Zupan, you see, is not only a bad-ass star of a brutal sport but also a saver of lost souls -- a proselytizer to those who believe their wheelchairs are their prisons. Indeed, at the heart of the film is his friendship with and mentoring of Keith Cavill, introduced to us not long after a motocross accident landed him in a wheelchair, where he once stewed in depression and self-pity. But once he sits in Zupan's tricked-out chair, Cavill is born-again hard: The kid who had given up wants on the hardwood, where he can hit someone just like his new hero.
There are two movies here: In one, Zupan and his teammates, who include Andy Cohn (injured in a car wreck) and Scott Hogsett (snapped spinal cord suffered during a back-yard brawl), fight to retain their number one world ranking against Team Canada, coached by disgruntled former Team USA member Joe Soares. Soares, who had polio as a child, was a Team USA star himself until he was cut from the team, and he's motivated solely by revenge. He's as close to a villain as the movie comes: Not only do his former teammates view him as a traitor, but also he's portrayed as a bully to his son Robert, who simply wants to read and play his music. Not even a heart attack suffered during filming can temper his fury; he's still out for Zupan and Team USA's blood. But Soares does soften toward his son, and he's not without his moment of redemption. It's among the many warm moments in a movie that flirts with mawkishness but doesn't succumb to the easy out.
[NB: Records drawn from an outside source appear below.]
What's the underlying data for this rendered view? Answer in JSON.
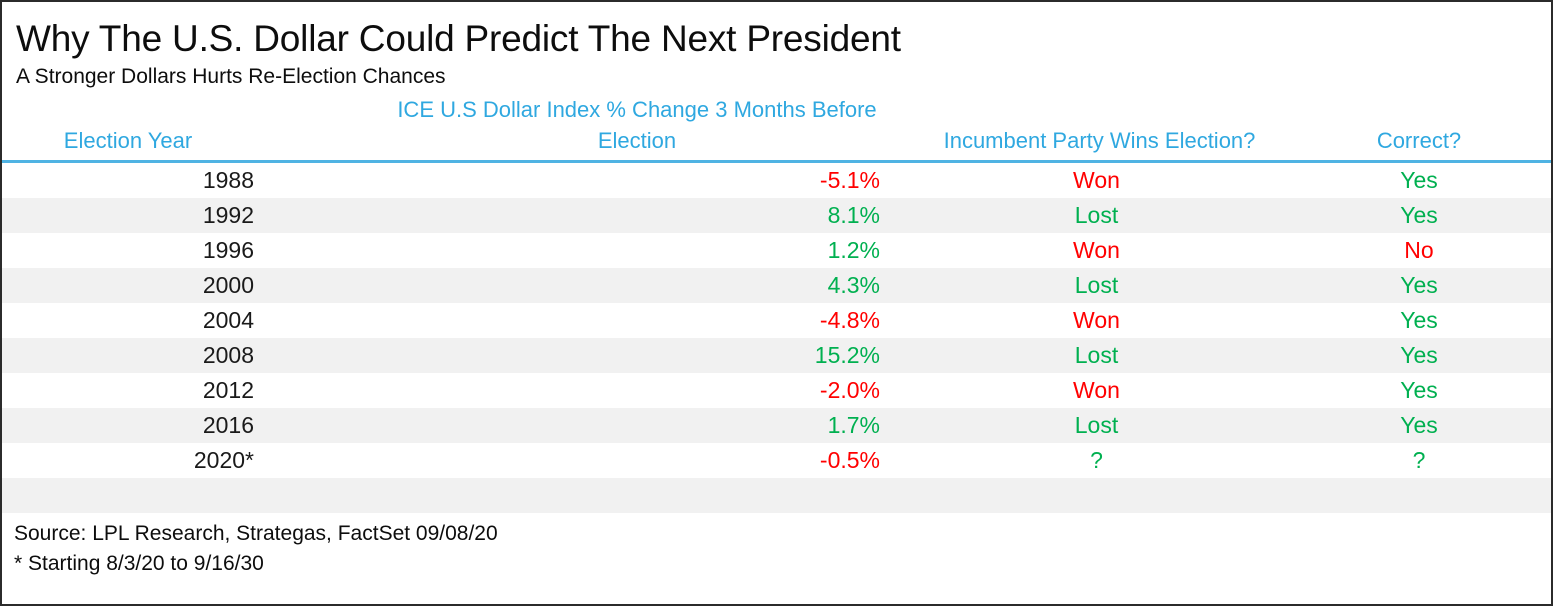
{
  "title": "Why The U.S. Dollar Could Predict The Next President",
  "subtitle": "A Stronger Dollars Hurts Re-Election Chances",
  "colors": {
    "header_blue": "#2fa8e0",
    "rule_blue": "#4fb3e3",
    "positive_green": "#00b050",
    "negative_red": "#ff0000",
    "text_black": "#0d0d0d",
    "stripe_gray": "#f1f1f1",
    "border": "#2b2b2b"
  },
  "table": {
    "headers": {
      "year": "Election Year",
      "change": "ICE U.S Dollar Index % Change 3 Months Before Election",
      "wins": "Incumbent Party Wins Election?",
      "correct": "Correct?"
    },
    "rows": [
      {
        "year": "1988",
        "change": "-5.1%",
        "change_sign": "neg",
        "wins": "Won",
        "wins_sign": "neg",
        "correct": "Yes",
        "correct_sign": "pos"
      },
      {
        "year": "1992",
        "change": "8.1%",
        "change_sign": "pos",
        "wins": "Lost",
        "wins_sign": "pos",
        "correct": "Yes",
        "correct_sign": "pos"
      },
      {
        "year": "1996",
        "change": "1.2%",
        "change_sign": "pos",
        "wins": "Won",
        "wins_sign": "neg",
        "correct": "No",
        "correct_sign": "neg"
      },
      {
        "year": "2000",
        "change": "4.3%",
        "change_sign": "pos",
        "wins": "Lost",
        "wins_sign": "pos",
        "correct": "Yes",
        "correct_sign": "pos"
      },
      {
        "year": "2004",
        "change": "-4.8%",
        "change_sign": "neg",
        "wins": "Won",
        "wins_sign": "neg",
        "correct": "Yes",
        "correct_sign": "pos"
      },
      {
        "year": "2008",
        "change": "15.2%",
        "change_sign": "pos",
        "wins": "Lost",
        "wins_sign": "pos",
        "correct": "Yes",
        "correct_sign": "pos"
      },
      {
        "year": "2012",
        "change": "-2.0%",
        "change_sign": "neg",
        "wins": "Won",
        "wins_sign": "neg",
        "correct": "Yes",
        "correct_sign": "pos"
      },
      {
        "year": "2016",
        "change": "1.7%",
        "change_sign": "pos",
        "wins": "Lost",
        "wins_sign": "pos",
        "correct": "Yes",
        "correct_sign": "pos"
      },
      {
        "year": "2020*",
        "change": "-0.5%",
        "change_sign": "neg",
        "wins": "?",
        "wins_sign": "unknown",
        "correct": "?",
        "correct_sign": "unknown"
      }
    ]
  },
  "chart_data": {
    "type": "table",
    "title": "Why The U.S. Dollar Could Predict The Next President",
    "subtitle": "A Stronger Dollars Hurts Re-Election Chances",
    "columns": [
      "Election Year",
      "ICE U.S Dollar Index % Change 3 Months Before Election",
      "Incumbent Party Wins Election?",
      "Correct?"
    ],
    "categories": [
      "1988",
      "1992",
      "1996",
      "2000",
      "2004",
      "2008",
      "2012",
      "2016",
      "2020*"
    ],
    "series": [
      {
        "name": "ICE U.S Dollar Index % Change 3 Months Before Election",
        "values": [
          -5.1,
          8.1,
          1.2,
          4.3,
          -4.8,
          15.2,
          -2.0,
          1.7,
          -0.5
        ]
      },
      {
        "name": "Incumbent Party Wins Election?",
        "values": [
          "Won",
          "Lost",
          "Won",
          "Lost",
          "Won",
          "Lost",
          "Won",
          "Lost",
          "?"
        ]
      },
      {
        "name": "Correct?",
        "values": [
          "Yes",
          "Yes",
          "No",
          "Yes",
          "Yes",
          "Yes",
          "Yes",
          "Yes",
          "?"
        ]
      }
    ],
    "notes": [
      "Source: LPL Research, Strategas, FactSet 09/08/20",
      "* Starting 8/3/20 to 9/16/30"
    ],
    "grid": false,
    "legend": "none"
  },
  "footnotes": {
    "source": "Source: LPL Research, Strategas, FactSet 09/08/20",
    "asterisk": "* Starting 8/3/20 to 9/16/30"
  }
}
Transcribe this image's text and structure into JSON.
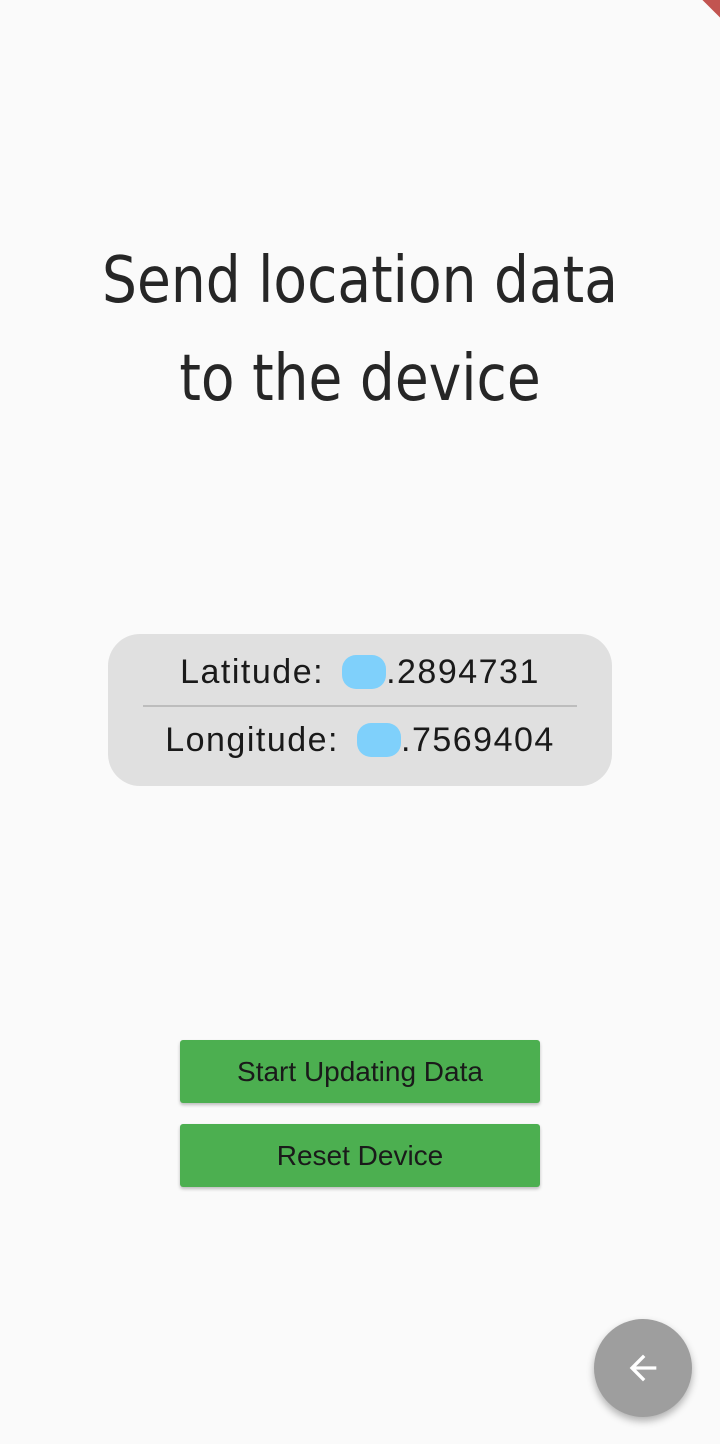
{
  "app": {
    "title_line1": "Send location data",
    "title_line2": "to the device"
  },
  "location": {
    "latitude_label": "Latitude:",
    "latitude_value": ".2894731",
    "longitude_label": "Longitude:",
    "longitude_value": ".7569404"
  },
  "actions": {
    "start_label": "Start Updating Data",
    "reset_label": "Reset Device"
  },
  "fab": {
    "icon": "arrow-back-icon"
  },
  "colors": {
    "background": "#fafafa",
    "card": "#e0e0e0",
    "button": "#4caf50",
    "fab": "#9e9e9e",
    "redaction": "#7fd0fb",
    "debug_banner": "#c25450"
  }
}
In the other half of Murderball, Zupan and his pals testify to how wonderful life at ass-level can be: They still screw, still get screwed up, and still screw around. (In one hysterical scene, a teammate whose limbs were devoured by a rare blood disease proves how easily he can fit into a cardboard box, in a sort of homage to Ocean's Eleven.) Their lives can be miserable -- the opening scene reveals how torturous the simple act of dressing can be for Zupan -- but wonderful too. "I've actually done more in a chair than I did able-bodied," Zupan tells a group of newly disabled men undergoing rehab. Hogsett is even more on the nose: "We're not going for a hug," he tells the filmmakers before leaving for Athens. "We're going for a medal." So, too, are Rubin and Shapiro. And they collect.